Fahrzeughaftpflichtversicherung

Bei der Fahrzeughaftpflichtversicherung handelt es sich um eine Pflichtversicherung

Ohne den Abschluss einer Fahrzeughaftpflichtversicherung ist das Lenken eines Autos im öffentlichen Verkehr somit strafbar und nicht zulässig. Auf dem privaten Geländer kann ein Fahrzeug selbstverständlich auch ohne Versicherung gefahren werden. Bevor man bei der Zulassungsstelle ein entsprechendes Kennzeichen anfordert, ist der Nachweis zu erbringen, dass das Fahrzeug auch haftpflichtversichert ist und damit den notwendigen Versicherungsschutz mitbringt.Fahrzeugversicherung VergleichAuch wenn man die Fahrzeughaftpflichtversicherung im besten Fall nicht häufig in Anspruch nehmen muss, übernimmt sie jedoch im Schadensfall nicht unerhebliche Summen. So kommt die Fahrzeughaftpflichtversicherung zum Beispiel nicht nur für Blechschäden auf, sondern deckt in der Regel auch Invaliditätskosten oder Schmerzensgelder. Diese Beträge könnte man aus eigener Tasche nur schwer bezahlen. Vor allem, wenn einen Unfall verursacht hat, in dem es viele verschiedene Unfallgeschädigte gibt (z.B. Bei einem Verkehrsunfall mit einem Reisebus oder bei einer Massenkarambolage auf der Autobahn), werden für die Versicherung oft einige Millionen Euro fällig.

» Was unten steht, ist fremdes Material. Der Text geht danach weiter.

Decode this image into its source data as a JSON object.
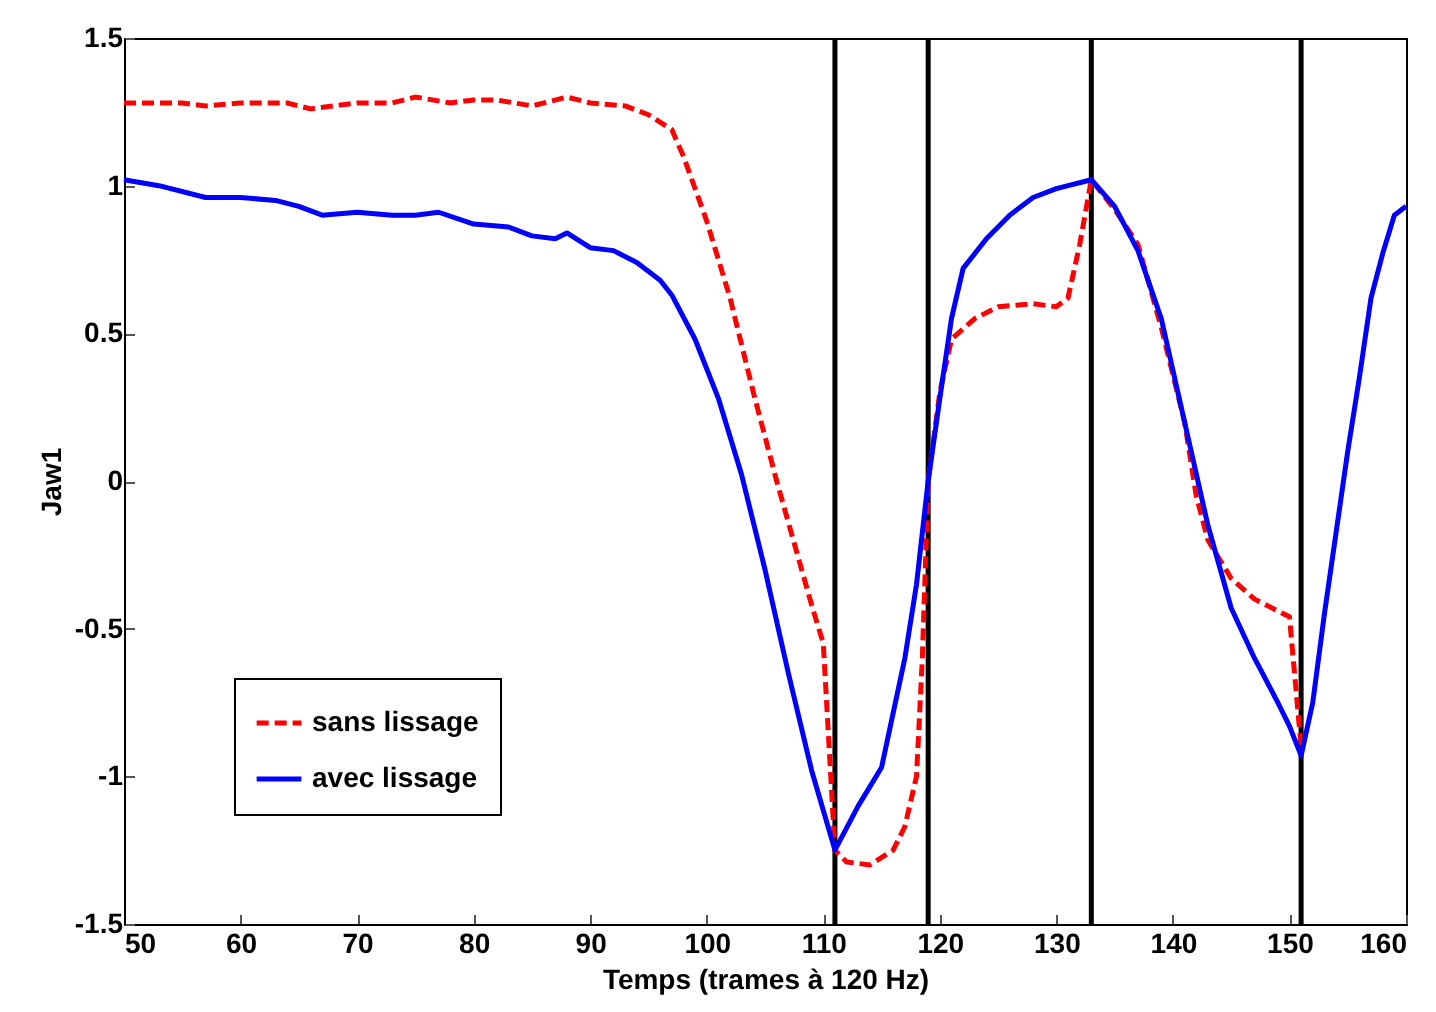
{
  "chart_data": {
    "type": "line",
    "xlabel": "Temps (trames à 120 Hz)",
    "ylabel": "Jaw1",
    "xlim": [
      50,
      160
    ],
    "xticks": [
      50,
      60,
      70,
      80,
      90,
      100,
      110,
      120,
      130,
      140,
      150,
      160
    ],
    "ylim": [
      -1.5,
      1.5
    ],
    "yticks": [
      -1.5,
      -1,
      -0.5,
      0,
      0.5,
      1,
      1.5
    ],
    "grid": false,
    "legend": "bottom left",
    "series": [
      {
        "name": "sans lissage",
        "color": "#ff0000",
        "line_style": "dashed",
        "x": [
          50,
          55,
          57,
          60,
          64,
          66,
          70,
          73,
          75,
          78,
          80,
          82,
          85,
          88,
          90,
          93,
          95,
          97,
          98,
          100,
          102,
          104,
          106,
          108,
          109,
          110,
          111,
          112,
          114,
          116,
          117,
          118,
          118.5,
          119,
          120,
          121,
          123,
          125,
          128,
          130,
          131,
          132,
          133,
          135,
          137,
          139,
          141,
          142,
          143,
          145,
          147,
          150,
          151
        ],
        "values": [
          1.28,
          1.28,
          1.27,
          1.28,
          1.28,
          1.26,
          1.28,
          1.28,
          1.3,
          1.28,
          1.29,
          1.29,
          1.27,
          1.3,
          1.28,
          1.27,
          1.24,
          1.19,
          1.1,
          0.88,
          0.62,
          0.3,
          0.0,
          -0.28,
          -0.42,
          -0.55,
          -1.25,
          -1.29,
          -1.3,
          -1.25,
          -1.17,
          -1.0,
          -0.6,
          0.0,
          0.3,
          0.48,
          0.55,
          0.59,
          0.6,
          0.59,
          0.62,
          0.8,
          1.02,
          0.92,
          0.8,
          0.52,
          0.2,
          -0.05,
          -0.2,
          -0.33,
          -0.4,
          -0.46,
          -0.9
        ]
      },
      {
        "name": "avec lissage",
        "color": "#0000ff",
        "line_style": "solid",
        "x": [
          50,
          53,
          57,
          60,
          63,
          65,
          67,
          70,
          73,
          75,
          77,
          80,
          83,
          85,
          87,
          88,
          90,
          92,
          94,
          96,
          97,
          99,
          101,
          103,
          105,
          107,
          109,
          111,
          113,
          115,
          117,
          118,
          119,
          120,
          121,
          122,
          124,
          126,
          128,
          130,
          133,
          135,
          137,
          139,
          141,
          143,
          145,
          147,
          149,
          150,
          151,
          152,
          153,
          155,
          156,
          157,
          158,
          159,
          160
        ],
        "values": [
          1.02,
          1.0,
          0.96,
          0.96,
          0.95,
          0.93,
          0.9,
          0.91,
          0.9,
          0.9,
          0.91,
          0.87,
          0.86,
          0.83,
          0.82,
          0.84,
          0.79,
          0.78,
          0.74,
          0.68,
          0.63,
          0.48,
          0.28,
          0.02,
          -0.3,
          -0.65,
          -0.98,
          -1.25,
          -1.1,
          -0.97,
          -0.6,
          -0.35,
          0.0,
          0.28,
          0.55,
          0.72,
          0.82,
          0.9,
          0.96,
          0.99,
          1.02,
          0.93,
          0.78,
          0.55,
          0.2,
          -0.15,
          -0.43,
          -0.6,
          -0.75,
          -0.83,
          -0.93,
          -0.75,
          -0.45,
          0.1,
          0.35,
          0.62,
          0.77,
          0.9,
          0.93
        ]
      }
    ],
    "ref_lines": [
      {
        "axis": "x",
        "value": 111,
        "color": "#000000"
      },
      {
        "axis": "x",
        "value": 119,
        "color": "#000000"
      },
      {
        "axis": "x",
        "value": 133,
        "color": "#000000"
      },
      {
        "axis": "x",
        "value": 151,
        "color": "#000000"
      }
    ]
  }
}
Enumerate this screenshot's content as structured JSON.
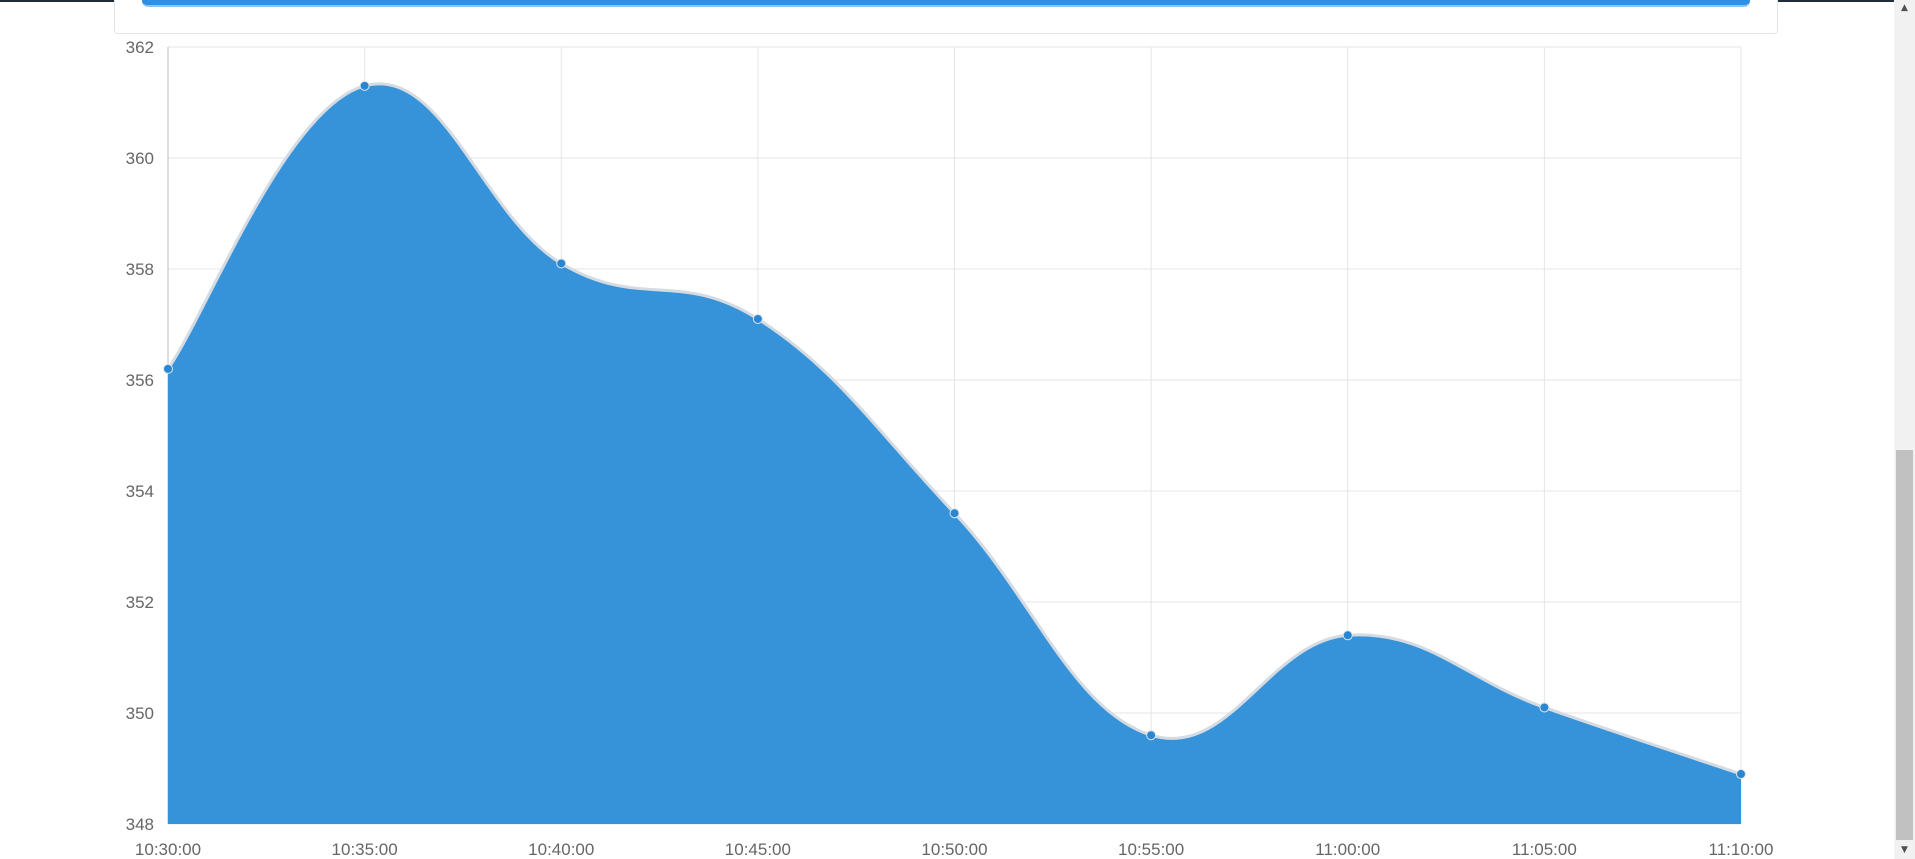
{
  "chart_data": {
    "type": "area",
    "title": "",
    "xlabel": "",
    "ylabel": "",
    "x": [
      "10:30:00",
      "10:35:00",
      "10:40:00",
      "10:45:00",
      "10:50:00",
      "10:55:00",
      "11:00:00",
      "11:05:00",
      "11:10:00"
    ],
    "series": [
      {
        "values": [
          356.2,
          361.3,
          358.1,
          357.1,
          353.6,
          349.6,
          351.4,
          350.1,
          348.9
        ],
        "color": "#2f8fd9"
      }
    ],
    "ylim": [
      348,
      362
    ],
    "yticks": [
      "348",
      "350",
      "352",
      "354",
      "356",
      "358",
      "360",
      "362"
    ],
    "grid": true,
    "legend": "none"
  },
  "colors": {
    "accent": "#2f8fe4",
    "area_fill": "#2f8fd9",
    "grid": "#e5e5e5",
    "tick_text": "#666666"
  },
  "icons": {
    "scroll_up": "arrow-up-icon",
    "scroll_down": "arrow-down-icon"
  }
}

Der Leistungsumfang einer Fahrzeughaftpflichtversicherung

Abgesehen von der Schadensdeckung hat die Fahrzeughaftpflichtversicherung zwei wichtige Aufgaben. Zum einen gilt es, ungerechtfertigte Ansprüche gegen den Versicherungsnehmer abzuwehren und zum anderen sollen berechtigte Schadensansprüche gegen den Versicherten schnell und geordnet abgewickelt und beglichen werden. Hierbei ist allerdings zu beachten, dass Schäden nur dann bei einer anderen Person bzw. derer Fahrzeughaftpflichtversicherung beansprucht werden können, wenn diese auch teilweise oder zur Gänze von dieser Person verschuldet wurden. Bei den Schadensarten unterscheidet man Vermögens-, Sach- und Personenschäden.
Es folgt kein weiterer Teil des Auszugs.